Apart from the obvious phobias, why do people get such fixations in life that they behave in the most irrational way, obviously unable to help themselves? For example, stalkers. A Dutch woman who called a man 65,000 times in the past year - an average of 178 calls a day - is to face charges of stalking. The man told police he had been bombarded with calls, texts and emails from the woman. Lawyers say the 42-year-old woman claimed to be in a relationship with the man and denied that her actions were excessive. The 62-year-old man denies that they were in a relationship. The police raided the woman's home in Rotterdam and seized a number of mobile phones and several computers. At a preliminary hearing in The Hague a judge granted the woman bail on the condition that she leave the man alone but just a couple of hours after being released, she allegedly called him again. She has been kept in custody ever since and it was decided three judges should hear the case. A new date for the hearing is yet to be set. Goodness alone knows what her phone bill must have been like. Unlike the stalking of famous people, film stars for example, the man doesn’t appear to be anybody special except in the eyes and mind of his stalker. What would a psychiatrist make of it I wonder?

And here is another one – women who are quite well but believe they need cosmetic surgery on their sexual organs; what has become known as designer vaginas and should they be referred to overstretched (whoops! ) NHS hospitals? Specialists at a Central London teaching hospital say they received 30 such referrals, mainly from family doctors, over the past three years. This included women who mistakenly believe they need surgery and eight schoolgirls - one as young as 11. Bupa says the procedure is purely cosmetic and does not offer financial cover for the procedure. The NHS has no such restriction and it is apparently a boom industry, 2000 procedures being paid for by the NHS each year.

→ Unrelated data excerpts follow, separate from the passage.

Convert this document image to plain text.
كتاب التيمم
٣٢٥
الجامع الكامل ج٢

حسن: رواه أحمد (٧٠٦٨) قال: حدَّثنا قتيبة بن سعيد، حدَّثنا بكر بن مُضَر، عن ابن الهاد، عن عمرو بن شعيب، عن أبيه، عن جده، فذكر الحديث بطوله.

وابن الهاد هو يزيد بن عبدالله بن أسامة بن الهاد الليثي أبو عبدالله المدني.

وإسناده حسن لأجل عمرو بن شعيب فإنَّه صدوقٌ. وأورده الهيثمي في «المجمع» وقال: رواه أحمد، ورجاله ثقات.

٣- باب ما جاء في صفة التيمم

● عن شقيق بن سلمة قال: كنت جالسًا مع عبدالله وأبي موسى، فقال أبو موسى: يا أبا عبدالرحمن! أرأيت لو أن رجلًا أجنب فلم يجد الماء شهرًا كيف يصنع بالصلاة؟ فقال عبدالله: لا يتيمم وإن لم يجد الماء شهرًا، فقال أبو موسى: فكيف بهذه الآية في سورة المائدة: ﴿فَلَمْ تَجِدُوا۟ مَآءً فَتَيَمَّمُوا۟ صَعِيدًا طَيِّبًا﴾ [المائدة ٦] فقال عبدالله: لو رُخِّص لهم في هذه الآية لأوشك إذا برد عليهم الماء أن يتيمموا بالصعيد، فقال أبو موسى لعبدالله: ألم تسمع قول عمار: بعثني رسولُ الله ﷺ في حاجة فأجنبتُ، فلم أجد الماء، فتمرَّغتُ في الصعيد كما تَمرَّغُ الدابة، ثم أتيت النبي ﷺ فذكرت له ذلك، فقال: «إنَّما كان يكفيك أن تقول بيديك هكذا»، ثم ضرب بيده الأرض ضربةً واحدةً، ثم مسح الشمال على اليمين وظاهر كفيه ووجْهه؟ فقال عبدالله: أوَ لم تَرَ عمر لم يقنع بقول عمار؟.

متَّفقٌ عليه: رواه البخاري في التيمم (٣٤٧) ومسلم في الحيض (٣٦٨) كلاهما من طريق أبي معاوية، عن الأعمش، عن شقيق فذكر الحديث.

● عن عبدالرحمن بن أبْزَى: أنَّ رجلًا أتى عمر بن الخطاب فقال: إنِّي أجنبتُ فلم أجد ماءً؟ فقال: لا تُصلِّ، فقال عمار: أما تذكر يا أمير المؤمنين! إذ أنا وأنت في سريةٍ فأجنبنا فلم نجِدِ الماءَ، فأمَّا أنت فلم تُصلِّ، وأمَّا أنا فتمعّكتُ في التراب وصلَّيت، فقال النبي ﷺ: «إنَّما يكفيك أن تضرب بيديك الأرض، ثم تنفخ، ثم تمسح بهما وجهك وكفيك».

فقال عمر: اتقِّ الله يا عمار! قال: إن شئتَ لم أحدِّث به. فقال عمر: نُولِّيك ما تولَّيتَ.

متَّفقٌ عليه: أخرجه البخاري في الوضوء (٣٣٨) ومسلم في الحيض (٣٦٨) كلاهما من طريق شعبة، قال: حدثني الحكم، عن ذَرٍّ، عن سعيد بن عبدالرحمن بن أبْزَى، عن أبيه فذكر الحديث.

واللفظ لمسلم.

“Dr Sarah Creighton and colleagues believe the future demand for so-called "designer vagina" operations or labial reductions is potentially infinite and is driven by society's wider and growing desire for cosmetic surgery in general and changing expectations about what is a desirable appearance for women. It's shocking, particularly because we are seeing girls who are really young. They are asking for surgery that is irreversible and we do not know what the long-term risks of the procedure might be. That's probably just the tip of the iceberg. It's a massive boom industry in the private sector." In a study, they reviewed 33 women referred to their clinic between 2007 and 2010 with requests for a labial reduction. Most of the women were seeking help because they were concerned about appearance. Only a fifth wanted the surgery to reduce discomfort. One woman said she felt compelled to have the surgery after seeing a television programme on cosmetic genital surgery. On examination by the doctors, all of the women were deemed to have "normal" genitalia, but three were offered surgery to address "a significant asymmetry". The remaining 30 were refused any procedure at all.